My heart does a little jig when my students ask questions and connect their experiences to what they have read. Investing the selection with their own personal meaning indicates appreciation and their acquired skills.
There is a good chance they will use these reading techniques in other subjects and long after they are done with my class. Hopefully, they will develop into new readers.
By a happy coincidence, as I was hunting for teaching materials about metaphors, I chanced upon a video on TED.com featuring writer/editor James Geary. He talks about “the reigning king of metaphorians,” Elvis Presley, who has himself become a metaphor, and his song, “All Shook Up.”
According to Geary, the song is “a great example of how, whenever we deal with anything abstract—ideas, emotions, feelings, concepts, thoughts—we inevitably resort to metaphor.” In the song, “a touch is not a touch but a chill. Lips are not lips but volcanoes … And love is not love but being all shook up.”
Geary explains that “Elvis is following Aristotle’s classic definition of metaphor as the process of giving the thing a name that belongs to something else.”
Ruminating on Cogito ergo sum (“I think, therefore I am”), Geary offers a better translation: “The Latin word cogito is derived from the prefix co, meaning ‘together,’ and the verb agitare, meaning ‘to shake.’ So the original meaning of cogito is ‘to shake together.’ And the proper translation of Cogito ergo sum is ‘I shake things up, therefore I am.’”
Suddenly, I remember how I had latched on to the phrase “all shook up” during my state of unrest five years ago.
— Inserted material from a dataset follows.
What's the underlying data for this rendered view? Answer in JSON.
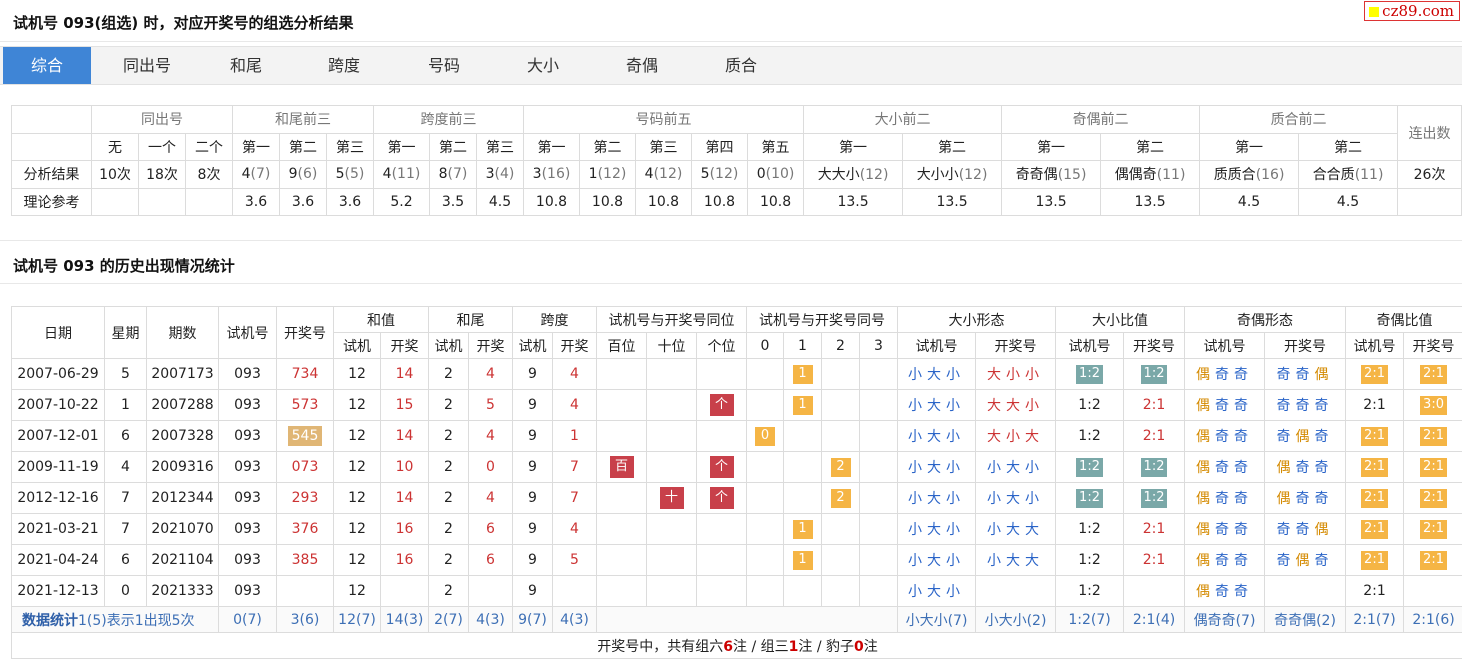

Using Geary’s mathematics of metaphor, “X = Y,” my metaphor then would have been “Reinvention = Teacher.”
Today, my metaphor is “Learn = Shake Things Up.” Shake those gray cells a bit to spark a new line of thinking. That is why I teach.
I am now exactly where I should be, doing what The Teacher upstairs wants me to do. Why else would He have made it so easy for me to become a teacher?
Ricci F. Barrios is an editor at ABS-CBN Publishing Inc. She also teaches English, literature and journalism to the students of Colegio de San Lorenzo in Quezon City.